Bet you didn’t know the “Big Five” refers to the five species of game hunters favor shooting; rhinoceros, leopard, Cape buffalo, lion, and elephant remain prey to human hunters in Tanzania and South Africa. Luckily, Kenya banned hunting in the 70s.
Didn’t see rhino (since they’re now protected by armed guards within confines of private game parks, mainly in Laikipia). Shaba National Reserve is remote and in the past been was visited by more poachers than tourists. The reserve now teems with KWS-trained armed rangers.
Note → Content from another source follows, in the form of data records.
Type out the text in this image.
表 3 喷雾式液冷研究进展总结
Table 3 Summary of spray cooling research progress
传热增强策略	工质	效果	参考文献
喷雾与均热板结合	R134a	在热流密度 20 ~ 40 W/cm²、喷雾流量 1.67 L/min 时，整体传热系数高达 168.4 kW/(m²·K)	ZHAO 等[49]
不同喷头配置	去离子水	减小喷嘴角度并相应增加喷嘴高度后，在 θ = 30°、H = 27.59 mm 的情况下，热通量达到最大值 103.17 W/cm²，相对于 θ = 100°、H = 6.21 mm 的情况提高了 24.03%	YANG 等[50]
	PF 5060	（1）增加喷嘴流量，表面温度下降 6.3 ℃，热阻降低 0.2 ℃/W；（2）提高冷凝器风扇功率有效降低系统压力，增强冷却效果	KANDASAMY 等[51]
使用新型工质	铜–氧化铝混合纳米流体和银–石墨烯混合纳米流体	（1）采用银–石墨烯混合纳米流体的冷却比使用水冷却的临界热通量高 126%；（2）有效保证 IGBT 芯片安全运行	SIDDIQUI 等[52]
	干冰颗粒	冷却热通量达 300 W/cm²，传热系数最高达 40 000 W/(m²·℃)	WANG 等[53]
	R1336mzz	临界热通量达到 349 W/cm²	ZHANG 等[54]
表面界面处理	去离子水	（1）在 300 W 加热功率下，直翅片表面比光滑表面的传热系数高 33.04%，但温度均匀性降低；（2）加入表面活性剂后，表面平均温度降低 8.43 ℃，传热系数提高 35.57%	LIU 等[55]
However, most species of game in this park, spooked by presence of vehicles, remain wary and elusive. All five lion prides supposedly padding around Shaba National Reserve seemed to elude us the two days we were there. We did see some lion spoor, however. Under the super full moon we glimpsed small herds of shy elephant and never shy Cape buffalo.
The dry environment suits gerenuk, which we saw plenty of. The Swahili term for gerenuk is “swala twiga” which means “gazelle giraffe” describing their unusually long necks. They’ve evolved to find their own niche for food by standing on hind legs and stretching their necks to eat leaves on acacia trees. No competition for food.
We stayed at Joy’s Camp, named after wildlife behavioralist, Joy Adamson. The 1966 film, Born Free, depicted her efforts raising a lion cub she named Elsa. The camp is classic old-style safari, but with cavernous canvas tents and floaty silk curtains inside.
Somewhat creepily, Joy Adamson’s life came to a violent end in 1980 not far from where our tents sat on a bluff over-looking a spring fed water-hole. (Hint: don’t piss off the mpishi). Her ex-husband, George Adamson, was murdered 9 years later in another national park. Legend has it that he was killed by poachers as he tried rescuing a tourist. No sign of Joy’s ghost, mercifully, only lovely photos of her on safari and meeting the Queen of England.